The commission previously ordered PG&E to pay $635 million for pipeline modernization in the wake of the Sept. 9, 2010, blast in the suburban San Francisco community of San Bruno. It destroyed more than three dozen homes and was California's deadliest utility disaster in decades.
The $1.4 billion penalty includes a $950 million fine that PG&E must pay into the state's general fund, $400 million for pipeline improvements, and about $50 million to enhance pipeline safety. PG&E cannot recover any of the money from customers, including the earlier $635 million penalty.
The administrative law judges found that PG&E committed nearly 3,800 violations of state and federal laws, rules, standards or regulations in the operation of its gas transmission system. In their decision, the judges addressed the severity of the accident:
In light of the gravity and severity of the offenses, PG&E’s statutory obligation to provide safe and reliable gas service, PG&E’s own acknowledgement that it had failed to comply with federal and state regulations and PG&E’s own procedures in multiple instances, the resulting deaths, other injuries and property damage, PG&E’s violation of Rule 1.1 of the Commission’s Rules of Practice and Procedure, and the Commission’s and the public’s interest in ensuring safe and reliable natural gas service, a significant penalty is warranted.

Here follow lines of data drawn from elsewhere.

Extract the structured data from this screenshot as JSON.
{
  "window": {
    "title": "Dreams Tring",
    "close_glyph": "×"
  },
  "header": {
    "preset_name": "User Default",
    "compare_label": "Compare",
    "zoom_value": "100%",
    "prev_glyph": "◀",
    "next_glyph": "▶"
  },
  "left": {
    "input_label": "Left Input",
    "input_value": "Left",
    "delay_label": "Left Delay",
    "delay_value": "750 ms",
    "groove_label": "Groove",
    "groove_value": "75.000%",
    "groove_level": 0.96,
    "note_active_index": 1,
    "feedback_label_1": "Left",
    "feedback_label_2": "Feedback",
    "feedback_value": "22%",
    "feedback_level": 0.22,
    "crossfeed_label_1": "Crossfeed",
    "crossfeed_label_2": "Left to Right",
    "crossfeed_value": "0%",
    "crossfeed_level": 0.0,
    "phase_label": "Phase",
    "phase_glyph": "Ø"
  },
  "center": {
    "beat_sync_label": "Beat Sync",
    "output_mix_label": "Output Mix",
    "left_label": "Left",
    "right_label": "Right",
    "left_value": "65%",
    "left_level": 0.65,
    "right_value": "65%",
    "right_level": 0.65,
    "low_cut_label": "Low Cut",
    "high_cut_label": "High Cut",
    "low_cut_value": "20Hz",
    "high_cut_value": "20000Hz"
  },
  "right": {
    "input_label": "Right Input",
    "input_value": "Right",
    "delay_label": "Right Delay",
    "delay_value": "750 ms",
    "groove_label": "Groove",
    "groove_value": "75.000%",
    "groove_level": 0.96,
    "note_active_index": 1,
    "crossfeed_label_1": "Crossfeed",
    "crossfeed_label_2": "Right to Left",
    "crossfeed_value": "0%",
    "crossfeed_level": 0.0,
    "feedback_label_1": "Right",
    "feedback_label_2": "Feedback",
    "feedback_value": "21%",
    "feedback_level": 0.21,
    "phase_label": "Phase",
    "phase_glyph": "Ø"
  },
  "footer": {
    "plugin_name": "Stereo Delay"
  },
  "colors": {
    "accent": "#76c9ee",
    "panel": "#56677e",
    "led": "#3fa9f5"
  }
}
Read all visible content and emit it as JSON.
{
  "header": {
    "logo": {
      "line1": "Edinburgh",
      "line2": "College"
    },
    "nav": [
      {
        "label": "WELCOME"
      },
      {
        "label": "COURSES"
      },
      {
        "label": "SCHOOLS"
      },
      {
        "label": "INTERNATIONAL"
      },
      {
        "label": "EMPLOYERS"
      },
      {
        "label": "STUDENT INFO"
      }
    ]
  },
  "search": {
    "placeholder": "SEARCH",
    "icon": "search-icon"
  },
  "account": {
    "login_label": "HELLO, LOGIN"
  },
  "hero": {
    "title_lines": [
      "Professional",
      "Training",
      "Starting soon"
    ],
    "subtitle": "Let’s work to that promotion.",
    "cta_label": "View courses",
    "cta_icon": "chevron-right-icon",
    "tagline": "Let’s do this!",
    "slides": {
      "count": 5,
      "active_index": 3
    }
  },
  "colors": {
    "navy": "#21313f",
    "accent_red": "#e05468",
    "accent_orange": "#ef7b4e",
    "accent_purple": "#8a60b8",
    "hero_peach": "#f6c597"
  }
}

The blast occurred when a 30-inch natural-gas transmission line installed in 1956 ruptured. At the time, survivors described the heat of the blast burning the back of their necks like a blowtorch as they ran away.
San Bruno city officials were just beginning to study Tuesday's decision, but it appeared the penalty fell short of what was needed to ensure PG&E upgraded pipeline safety as much as necessary, city manager Connie Jackson said.
"Based on what we're seeing, it does not appear that this penalty amount goes far enough," Jackson said.
A 2011 investigation by the National Transportation Safety Board concluded that the rupture occurred in a weak weld in a pipeline that PG&E records had shown as being smooth and unwelded. PG&E neglected to shut off natural gas feeding the fire until 95 minutes after the blast, the federal investigators said.
The 2011 probe found PG&E's safety management of its pipelines overall deficient and ineffective. At the same time, the federal board also faulted what it called the ineffectiveness of California's Public Utilities Commission in regulating the power utility, whose service area covers all but the southern one-third of California.
This year, federal prosecutors separately indicted PG&E on 27 counts alleging the utility violated pipeline safety requirements. Another federal count alleges PG&E lied to the National Transportation Safety Board in that agency's investigation of the San Bruno blast.
PG&E faces additional fines of more than $1 billion if convicted of the federal charges, which are separate from the financial penalties that the California state administrative judges weighed.
PG&E pleaded not guilty to the federal counts earlier in August.
AP writer Garance Burke contributed to this report.